А в сентябре я всё сидел на гумне. Пошли серенькие, бедные дни. В риге с раннего утра до позднего вечера ревела, гудела, засыпала соломой и густо дымила хоботьем молотилка, бабы и девки одни горячо работали под ней граблями, низко сдвинув запылённые платки на глаза, другие мерно стучали в тёмном углу веялкой, за ручку крутили внутри неё дующие хлебным ветром крылья и всё время однообразно и жалобно-сладко пели, а я всё слушал их, то становясь крутить рядом с какой-нибудь из них, то помогая нагребать из-под веялки уже совсем чистое зерно в меру и с удовольствием сливать его потом в раскрытый, подставленный мешок. Я всё больше втягивался в близость и дружбу с этими бабами и девками, и неизвестно, чем бы всё это кончилось, — уже одна длинноногая рыжая девка, певшая всех удалей и умелей, и в то же время, несмотря на свою видимую бойкость и грубость, с особенно-грустной задушевностью, намекала мне совсем понятно, что она ни от чего не прочь за новые ножницы, например, — если бы не случилось в моей жизни нового события: я неожиданно попал уже в один из самых важных ежемесячных петербургских журналов, очутился в обществе самых знаменитых в то время писателей да ещё получил за это почтовую повестку на целых пятнадцать рублей.
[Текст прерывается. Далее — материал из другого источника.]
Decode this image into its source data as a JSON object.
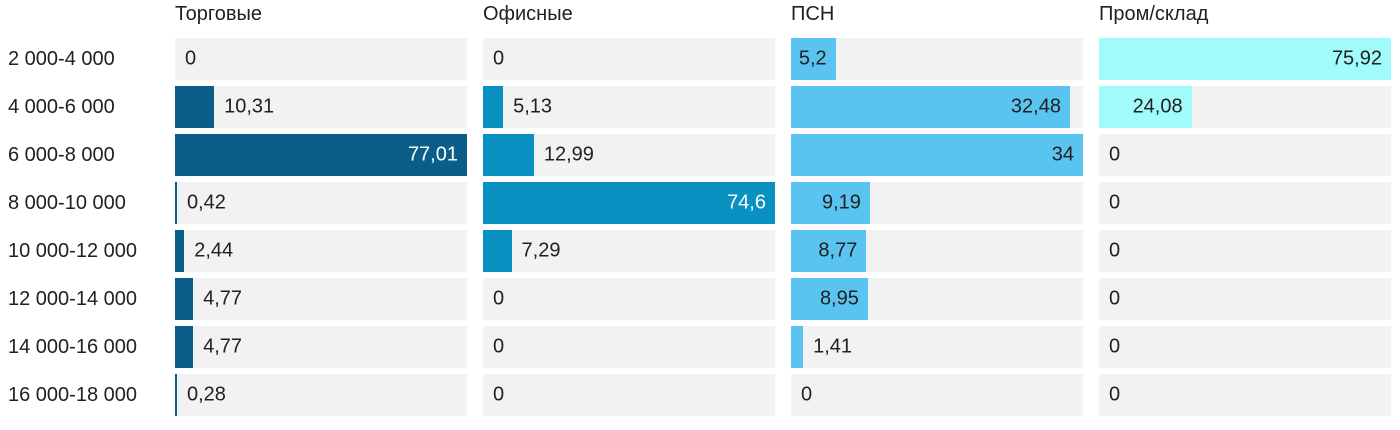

Нет, сказал я себе, потрясённый и тем и другим, довольно с меня этой риги, пора опять за книги, за писанье — и тотчас же пошёл седлать Кабардинку: съезжу в город, получу деньги — и за работу… Уже вечерело, но я всё-таки пошёл седлать, оседлал и погнал по деревне, по большой дороге… В поле было грустно, пусто, холодно, неприветливо, а какой бодростью, какой готовностью к жизни и верой в неё полна была моя юная, одинокая душа!
XI
В поле хмуро темнело, дул суровый ветер, а я всей грудью вдыхал его здоровый холод на своём молодом горячем лице и всё гнал Кабардинку. Я всегда любил резвую езду, — всегда горячо привязывался к той лошади, на которой ездил, а меж тем всегда был ужасно безжалостен к ней. Тут же я ехал особенно шибко. Думал ли я, мечтал ли о чём-нибудь определённо? Но в тех случаях, когда в жизни человека произошло что-нибудь важное или хотя бы значительное и требуется сделать из этого какой-то вывод или предпринять какое-нибудь решение, человек думает мало, охотнее отдаётся тайной работе души. И я хорошо помню, что всю дорогу до города моя как-то мужественно-возбуждённая душа неустанно работала над чем-то. Над чем? Я ещё не знал, только опять чувствовал желание какой-то перемены в жизни, свободы от чего-то и стремление куда-то…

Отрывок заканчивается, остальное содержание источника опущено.